During the 1980s Dr Chippendale helped to establish the University of Sydney Alumni Association, Darling Downs, which embraced Sydney graduates, not only across the Downs, but also included members from Western Queensland and Greater Brisbane. Dr Chippendale invited Sir Bruce Williams to become Patron of the organisation, which he readily accepted. Sir Bruce addressed the inaugural dinner of the Association and throughout the 80s and 90s functions conducted by the Association became a kind of focal point for intellectual nourishment among Sydney graduates.

Dr Chippendale was elected Deputy Chancellor of USQ. In the 1990s, and while the incumbent of this senior office, he attempted to inculcate many of the values of the University of Sydney into the operation of the regional institution.

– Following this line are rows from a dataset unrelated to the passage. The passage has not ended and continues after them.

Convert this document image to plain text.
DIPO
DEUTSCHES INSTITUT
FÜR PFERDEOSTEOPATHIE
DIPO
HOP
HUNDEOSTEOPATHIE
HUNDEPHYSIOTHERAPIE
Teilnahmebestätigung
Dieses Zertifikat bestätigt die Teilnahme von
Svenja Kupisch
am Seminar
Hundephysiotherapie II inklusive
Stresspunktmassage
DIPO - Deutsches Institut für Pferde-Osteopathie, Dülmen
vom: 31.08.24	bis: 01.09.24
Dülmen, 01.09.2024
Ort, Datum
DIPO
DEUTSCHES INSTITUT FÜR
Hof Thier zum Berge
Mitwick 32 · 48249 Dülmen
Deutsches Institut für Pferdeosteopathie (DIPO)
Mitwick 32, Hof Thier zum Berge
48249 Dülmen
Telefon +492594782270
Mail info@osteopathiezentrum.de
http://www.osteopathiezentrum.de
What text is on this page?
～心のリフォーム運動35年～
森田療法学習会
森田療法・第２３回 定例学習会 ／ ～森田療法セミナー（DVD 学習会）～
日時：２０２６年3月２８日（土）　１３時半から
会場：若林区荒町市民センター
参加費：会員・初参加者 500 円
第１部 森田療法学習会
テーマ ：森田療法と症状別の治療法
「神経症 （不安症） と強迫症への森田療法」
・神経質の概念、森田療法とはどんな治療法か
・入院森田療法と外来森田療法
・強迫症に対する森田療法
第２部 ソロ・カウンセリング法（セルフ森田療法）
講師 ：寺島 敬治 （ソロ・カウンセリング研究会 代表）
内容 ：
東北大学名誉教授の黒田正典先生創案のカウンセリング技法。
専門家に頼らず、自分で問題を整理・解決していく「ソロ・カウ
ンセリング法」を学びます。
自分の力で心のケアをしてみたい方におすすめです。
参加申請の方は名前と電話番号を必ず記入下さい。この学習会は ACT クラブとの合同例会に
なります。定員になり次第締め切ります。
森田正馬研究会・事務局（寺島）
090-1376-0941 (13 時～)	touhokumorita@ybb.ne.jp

Finally, it should be noted that Dr Chippendale had a significant influence on higher education policy, not only in his choice of conference topics and papers, but also in his research and publications; for example, Changing Patterns of Teaching and Learning: the Use and Potential of Distance Education Materials in Australian Higher Education, researched and written together with Professor Dick Johnson, for the National Board of Education and Training in 1992.

Chancellor, I present to you Peter Richard Chippendale and invite you to confer upon him the title of Honorary Fellow of the University.